In [2]:
import pandas as pd
pd.options.mode.chained_assignment = None

#DataFrame Worksheet - Building the Dataset
##Step 1:  
We have two lists of URLs.  The whitelist contains 400 URLs that are not malicious--specificially they are from Alexa's top 1 million websites, and another list of malicious URLs.  The first step is to read in both the whitelist and blacklists into sepearate DataFrames and take a random sample of these URLs.  The file names are ```url-whitelist.csv``` and ```url-blacklist.csv``` respectively. Next, add a column called ```isMalicious``` to both DataFrames.  Set this column to 1 for the blacklist and 0 for the whitelist.  Please drop any extraneous columns.

In [3]:
whitelist = pd.read_csv( '../Data/url-whitelist.csv', names=['rank', 'url'])
whitelist = whitelist.drop( 'rank', axis=1)
whitelist['isMalicious'] = 0

In [18]:
whitelist.head()

Unnamed: 0,url,isMalicious
0,google.com,0
1,facebook.com,0
2,youtube.com,0
3,baidu.com,0
4,yahoo.com,0


In [25]:
blacklist = pd.read_csv( '../Data/url-blacklist', names=['url','something'] )
blacklist = blacklist.drop( 'something', axis=1)
blacklist = blacklist.sample(400)
blacklist['isMalicious'] = 1

##Step 2:  Merging the data files:
Now that you have these two data sets, merge them together and create a new dataframe called ```urlData```.  If you ran ```urlData.isMalicious.value_counts()``` you should get the following output.
```python
1    400
0    400
dtype: int64
```
You should have a file called ```domainData.xlsx``` which contains whois information about the hostnames.

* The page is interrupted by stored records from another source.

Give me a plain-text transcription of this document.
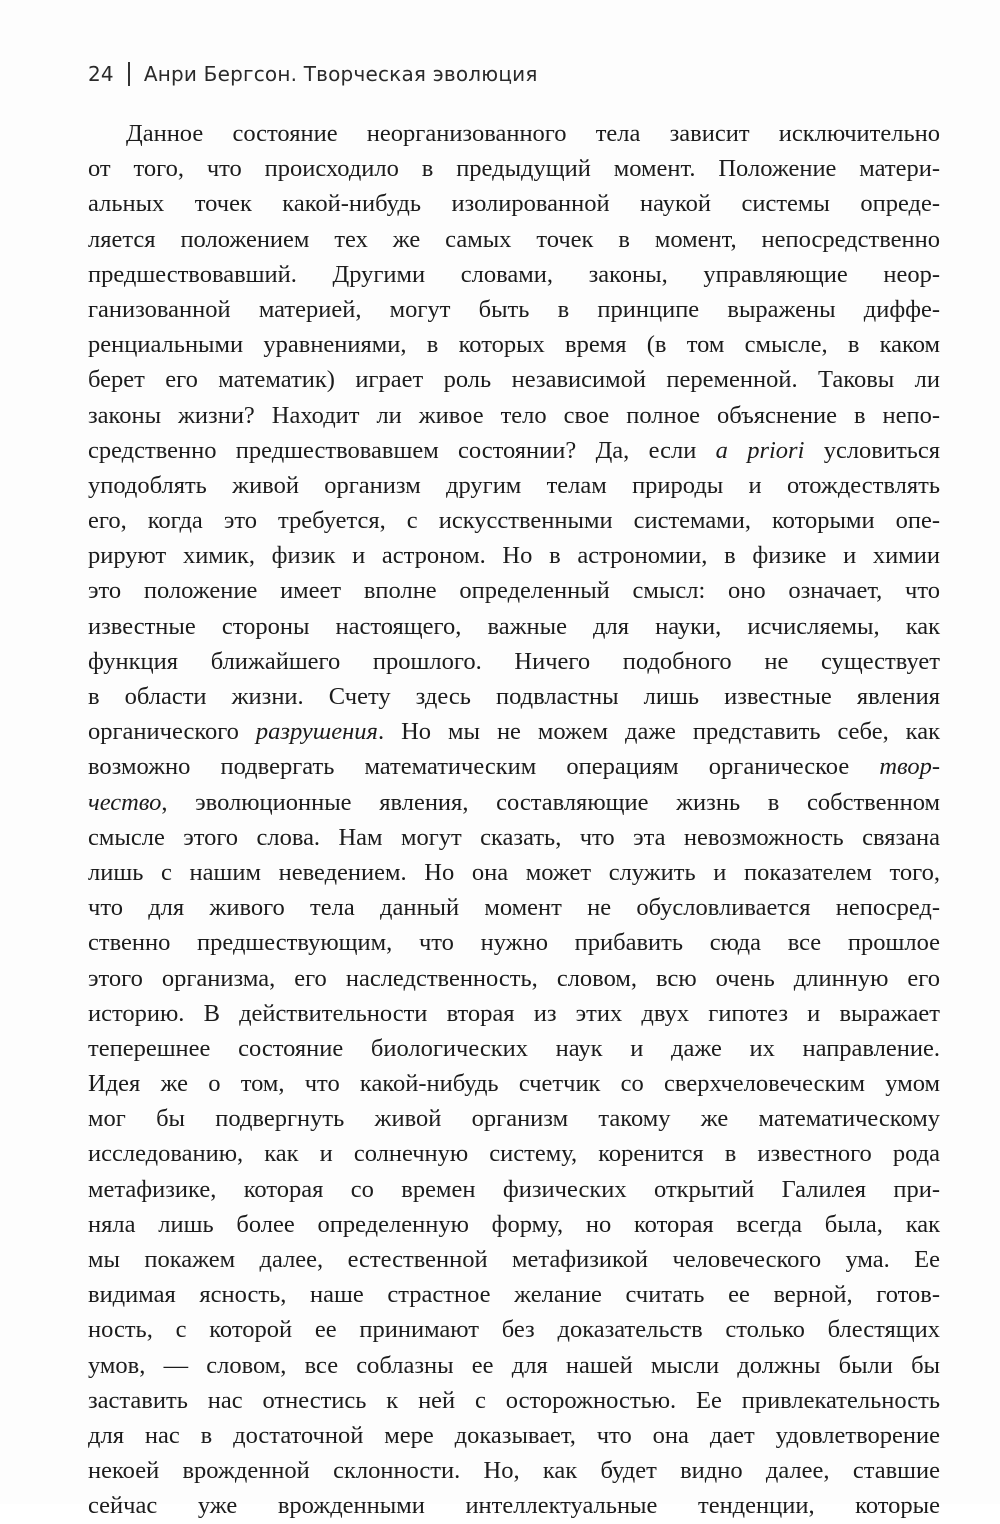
24 Анри Бергсон. Творческая эволюция
Данное состояние неорганизованного тела зависит исключительно
от того, что происходило в предыдущий момент. Положение матери-
альных точек какой-нибудь изолированной наукой системы опреде-
ляется положением тех же самых точек в момент, непосредственно
предшествовавший. Другими словами, законы, управляющие неор-
ганизованной материей, могут быть в принципе выражены диффе-
ренциальными уравнениями, в которых время (в том смысле, в каком
берет его математик) играет роль независимой переменной. Таковы ли
законы жизни? Находит ли живое тело свое полное объяснение в непо-
средственно предшествовавшем состоянии? Да, если a priori условиться
уподоблять живой организм другим телам природы и отождествлять
его, когда это требуется, с искусственными системами, которыми опе-
рируют химик, физик и астроном. Но в астрономии, в физике и химии
это положение имеет вполне определенный смысл: оно означает, что
известные стороны настоящего, важные для науки, исчисляемы, как
функция ближайшего прошлого. Ничего подобного не существует
в области жизни. Счету здесь подвластны лишь известные явления
органического разрушения. Но мы не можем даже представить себе, как
возможно подвергать математическим операциям органическое твор-
чество, эволюционные явления, составляющие жизнь в собственном
смысле этого слова. Нам могут сказать, что эта невозможность связана
лишь с нашим неведением. Но она может служить и показателем того,
что для живого тела данный момент не обусловливается непосред-
ственно предшествующим, что нужно прибавить сюда все прошлое
этого организма, его наследственность, словом, всю очень длинную его
историю. В действительности вторая из этих двух гипотез и выражает
теперешнее состояние биологических наук и даже их направление.
Идея же о том, что какой-нибудь счетчик со сверхчеловеческим умом
мог бы подвергнуть живой организм такому же математическому
исследованию, как и солнечную систему, коренится в известного рода
метафизике, которая со времен физических открытий Галилея при-
няла лишь более определенную форму, но которая всегда была, как
мы покажем далее, естественной метафизикой человеческого ума. Ее
видимая ясность, наше страстное желание считать ее верной, готов-
ность, с которой ее принимают без доказательств столько блестящих
умов, — словом, все соблазны ее для нашей мысли должны были бы
заставить нас отнестись к ней с осторожностью. Ее привлекательность
для нас в достаточной мере доказывает, что она дает удовлетворение
некоей врожденной склонности. Но, как будет видно далее, ставшие
сейчас уже врожденными интеллектуальные тенденции, которые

Merge this data with the ```urlData``` dataframe.


In [27]:
urlData.isMalicious.value_counts()

1    400
0    400
dtype: int64

In [36]:
urls = pd.read_excel( '../Data/domainData.xlsx')

In [37]:
urls.head()

Unnamed: 0,url,creation_date,expiration_date,last_updated,name_servers,registrar
0,nuteczki.com,2014-04-10,2016-04-10,2015-04-03 00:00:00,"{'ns1.castpol.pl', 'ns2.castpol.pl'}",KEY-SYSTEMS GMBH
1,daftarcaramembuat.com,2015-01-31,2016-01-31,2015-05-14 00:00:00,"{'ns1.idwebhost.id', 'ns2.idwebhost.id'}",CV. JOGJACAMP
2,price59.ru,2009-06-11,2016-06-11,NaT,"{'ns4.linode.com', 'ns2.linode.com', 'ns3.lino...",REGRU-RU
3,bulinews.de,NaT,NaT,2014-11-20 11:51:55,"{'ns-de.1and1-dns.de', 'ns-de.1and1-dns.com', ...",
4,buildyourownclone.com,2004-11-04,2015-11-04,2014-02-05 00:00:00,"{'yns2.yahoo.com', 'yns1.yahoo.com'}","MELBOURNE IT, LTD. D/B/A INTERNET NAMES WORLDWIDE"


##Step 2a:  Retrieving Data From WHOIS (Optional Step)
Our original idea was to have you retrieve the whois data from actual sources, however we couldn't find a free, reliable API for whois.  In any event, here is some code to do that if you want.

```python
def getUrlData( row ):
    try:
        data = pd.read_json( 'https://whois.apitruck.com/:' + row['url'] )
        data = data.drop( 'error', axis=1 )
        data = data.T
        row['created'] = data['created'].iloc[0]
        row['changed'] = data['changed'].iloc[0]
        row['expires'] = data['expires'].iloc[0]
    
        row['dnssec'] = data['dnssec'].iloc[0]
        return row
    except:
        print( "Could not find: " + row['url'] )
        row['created'] = False
        row['changed'] = False
        row['expires'] = False
        return row


urlData = urlData.apply( getUrlData, axis=1, reduce=False )
```

#Step 3:  Convert the Dates
Once you've done all that, convert all the date/time columns from strings to date/time indexes. HINT: You might want to use the ```pd.to_datetime()``` method for this.  HINT: Read the documentation for the ```coerce``` option.  Finally add a column called ```daysToExpire``` which is the difference between the creation date and the expiration date.

##Step 4:  Save your Data
The last step is to save your dataset into a CSV file by using the ```<data>.to_csv()``` function.